For the purposes of this study, mangrove forests within the Niger River Delta are studied ranging from latitude 4°10' to 6°20' N to longitude 2°45' to 8°35' E. Mangrove forests are threatened worldwide, and within the world's largest delta it is not hard to see the vast amount of mangroves currently under threat in Nigeria (Nwilo/Badejo). Mangroves in the Niger River Delta are under threat from a multitude of sources including their main threat, that of humans. Currently, humans have a large stake-hold within the delta as it is an untapped resource of crude oil and natural resources. Oil companies have thus made Nigeria their "home" and continue to deplete the land of its resources. With oil production comes environmental degradation and within the delta the mangroves are suffering. The area of mangroves within the delta is decreasing and with the use of remote sensing we can see the rate and extent as to which the mangroves are being destroyed.

In using remote sensing for this project, Landsat TM and ETM+ images were used from the Landsat 7 and Landsat 5 satellites. The project portrays a time series of the delta from images from December 19, 1986, December 17, 2000 and January 3, 2007. Landsat images were obtained and downloaded from the Global Land Cover Facility (GLCF) at the University of Maryland. In total 3 Landsat images were used.

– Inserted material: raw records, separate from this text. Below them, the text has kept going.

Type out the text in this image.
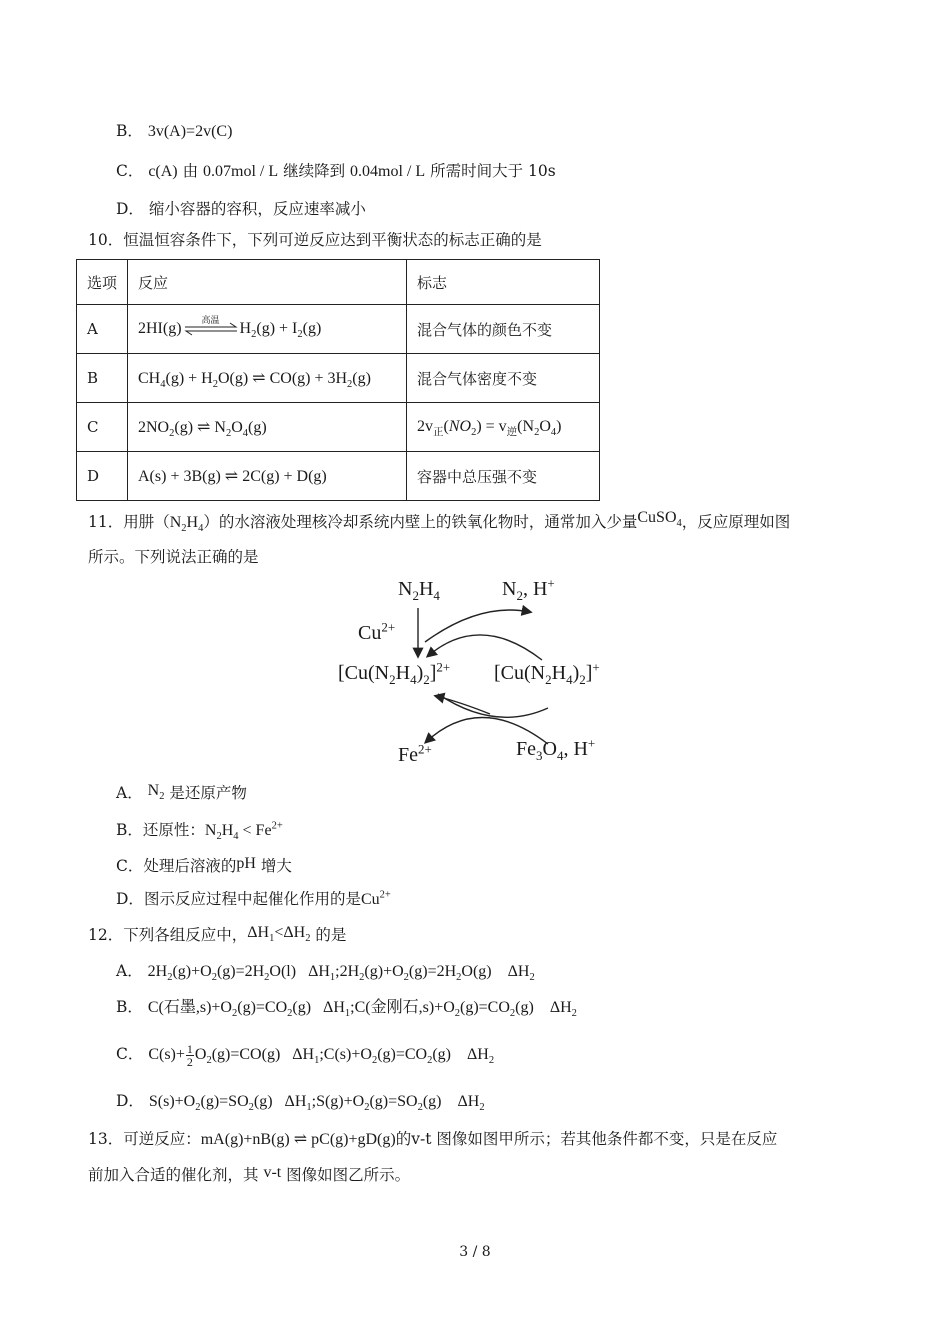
B． 3v(A)=2v(C)
C． c(A) 由 0.07mol / L 继续降到 0.04mol / L 所需时间大于 10s
D． 缩小容器的容积，反应速率减小
10．恒温恒容条件下，下列可逆反应达到平衡状态的标志正确的是
选项	反应	标志
A	2HI(g) 高温 $H_2(g) + I_2(g)$	混合气体的颜色不变
B	$CH_4(g) + H_2O(g)$ ⇌ $CO(g) + 3H_2(g)$	混合气体密度不变
C	$2NO_2(g)$ ⇌ $N_2O_4(g)$	$2v_正(NO_2) = v_逆(N_2O_4)$
D	A(s) + 3B(g) ⇌ 2C(g) + D(g)	容器中总压强不变
11．用肼$(N_2H_4)$的水溶液处理核冷却系统内壁上的铁氧化物时，通常加入少量CuSO$_4$，反应原理如图
所示。下列说法正确的是
$N_2H_4$	$N_2$, H+
$Cu^{2+}$
$[Cu(N_2H_4)_2]^{2+}$ $[Cu(N_2H_4)_2]^+$
$Fe^{2+}$	$Fe_3O_4$, H+
A． $N_2$ 是还原产物
B．还原性：$N_2H_4 < Fe^{2+}$
C．处理后溶液的pH 增大
D．图示反应过程中起催化作用的是$Cu^{2+}$
12．下列各组反应中，$\Delta H_1<\Delta H_2$ 的是
A． $2H_2(g)+O_2(g)=2H_2O(l)$   $\Delta H_1;2H_2(g)+O_2(g)=2H_2O(g)$    $\Delta H_2$
B． C(石墨$,s)+O_2(g)=CO_2(g)$   $\Delta H_1;C$(金刚石$,s)+O_2(g)=CO_2(g)$    $\Delta H_2$
C． $C(s)+ \frac{1}{2} O_2(g)=CO(g)$   $\Delta H_1;C(s)+O_2(g)=CO_2(g)$    $\Delta H_2$
D． $S(s)+O_2(g)=SO_2(g)$   $\Delta H_1;S(g)+O_2(g)=SO_2(g)$    $\Delta H_2$
13．可逆反应：mA(g)+nB(g) ⇌ pC(g)+gD(g)的v-t 图像如图甲所示；若其他条件都不变，只是在反应
前加入合适的催化剂，其 v-t 图像如图乙所示。
3 / 8
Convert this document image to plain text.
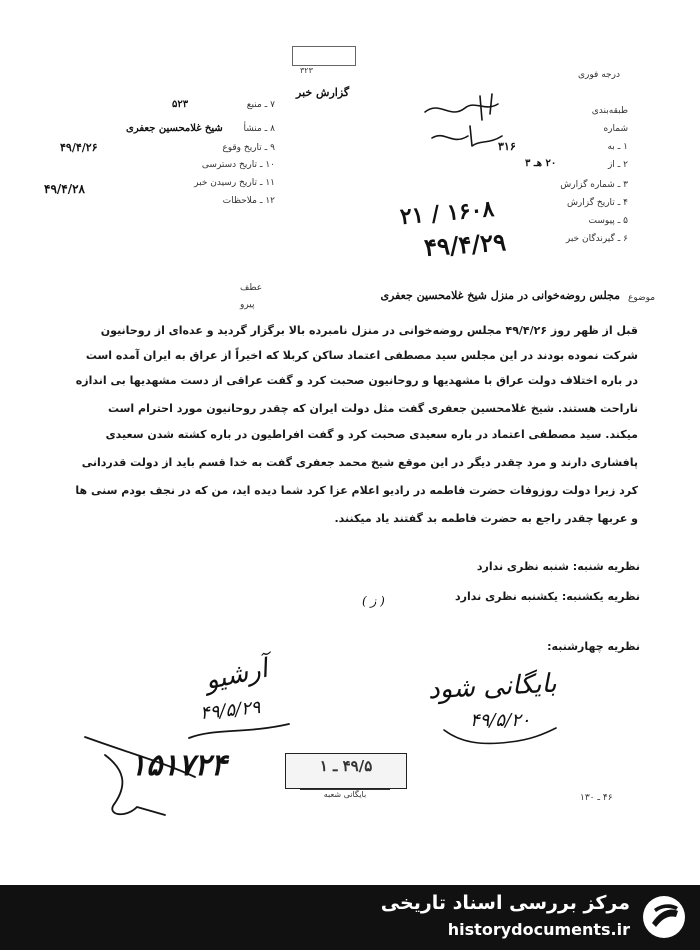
۳۲۳
گزارش خبر
درجه فوری
۷ ـ منبع
۵۲۳
۸ ـ منشأ
شیخ غلامحسین جعفری
۹ ـ تاریخ وقوع
۴۹/۴/۲۶
۱۰ ـ تاریخ دسترسی
۱۱ ـ تاریخ رسیدن خبر
۴۹/۴/۲۸
۱۲ ـ ملاحظات
طبقه‌بندی
شماره
۱ ـ به
۳۱۶
۲ ـ از
۲۰ هـ ۳
۳ ـ شماره گزارش
۴ ـ تاریخ گزارش
۵ ـ پیوست
۶ ـ گیرندگان خبر
۱۶۰۸ / ۲۱
۴۹/۴/۲۹
عطف
پیرو
موضوع
مجلس روضه‌خوانی در منزل شیخ غلامحسین جعفری
قبل از ظهر روز ۴۹/۴/۲۶ مجلس روضه‌خوانی در منزل نامبرده بالا برگزار گردید و عده‌ای از روحانیون
شرکت نموده بودند در این مجلس سید مصطفی اعتماد ساکن کربلا که اخیراً از عراق به ایران آمده است
در باره اختلاف دولت عراق با مشهدیها و روحانیون صحبت کرد و گفت عراقی از دست مشهدیها بی اندازه
ناراحت هستند. شیخ غلامحسین جعفری گفت مثل دولت ایران که چقدر روحانیون مورد احترام است
میکند. سید مصطفی اعتماد در باره سعیدی صحبت کرد و گفت افراطیون در باره کشته شدن سعیدی
پافشاری دارند و مرد چقدر دیگر در این موقع شیخ محمد جعفری گفت به خدا قسم باید از دولت قدردانی
کرد زیرا دولت روزوفات حضرت فاطمه در رادیو اعلام عزا کرد شما دیده اید، من که در نجف بودم سنی ها
و عربها چقدر راجع به حضرت فاطمه بد گفتند یاد میکنند.
نظریه شنبه: شنبه نظری ندارد
نظریه یکشنبه: یکشنبه نظری ندارد
( ز )
نظریه چهارشنبه:
آرشیو
۴۹/۵/۲۹
۱۵۱۷۲۴	۴۹/۵ ـ ۱
بایگانی شعبه
بایگانی شود
۴۹/۵/۲۰
۴۶ ـ ۱۳۰
مرکز بررسی اسناد تاریخی
historydocuments.ir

These images were then loaded using ENVI 4.8, a software that is used for remote sensing manipulation.   Bands 1 (blue), 2 (green), and 3 (red)  represent the image in the visible electromagnetic spectrum.

1986 Visible

2000 Visible

2007 Visible

In order to accurately view the Landsat 7 ETM+ image from 2007 bad values had to be replaced in order to "erase" the striping in the image. See below.

2007 ETM+ with bad values (stripes)

Next the images were loaded using the layering of the red, near-infrared and mid-infrared bands (3,4,5). Layering the bands in a specific fashion of 4, 5, 3 RGB (Red-4, Green-5, Blue-3) helps produce an image that allows for the easy viewing of mangrove vegetation (dark salmon color). This is what is known as an unsupervised classification which helps clearly define the vegetation, i.e. mangroves in these images. Unsupervised classifications group together pixels of similar spectral properties into distinct classes. The images below show the images in an unsupervised classification of RGB 4,5,3.  Mangrove forests turn a salmon color and are thus easily distinguished from land and other types of vegetation. In the images themselves blue represents water, yellowish/orange represents land and other types of vegetation and the pinkish/salmon color represents the mangroves.

1986 RGB 4,5,3

2000 RGB 4,5,3

2007 RGB 4,5,3

 Furthermore, by conducting a NDVI or a Normalized Difference Vegetation Index we are provided with a greeness index where we can see the vegetation in the study area. Negative NDVI values that approach negative 1 represent water, values close to zero represent barren areas of rock, sand or snow and low positive values represent vegetation. Below is an example of an NDVI for the 1986 image. Values represented in white are vegetation whereas the black refers to that of water and land forms.

1986 NDVI

After conducting a NDVI then we can use density slice overlays which use color theory in showing the different types of vegetation present in the image. Color theory is extremely helpful and useful when analyzing these images because it allows the researcher to see the extent of vegetation as well as different types of vegetation present. In addition to vegetation, density slices also show the type of water present in the delta whether they be fresh, salt or polluted water sources. Density Slice images can be found under the "Results" section of this blog.

Lastly, in interpreting the loss of mangrove forest within the Niger Delta change detection analyses were conducted. Change detection analyses were conducted from 1986-2000, 2000-2007 and then overall from 1986-2007. Change detection helps show the change in the extent of vegetation over time. In the images blue represents a decrease in greenness whereas red represents an increase in greenness. Different shades of the colors, particularly darker shades intensify the increase or loss of greenness. However, it must be noted that in these images the red that is located in the rivers and tributaries represent an increase in polluted water. Also, due to cloud images in the 2000 images the intensified color is an anomaly. Change detection analyses images can be seen in the "Results" section of the blog as well.

Images using the thermal bands were also used to help detect the location of gas flares. These images can be found in the "Results" section as well.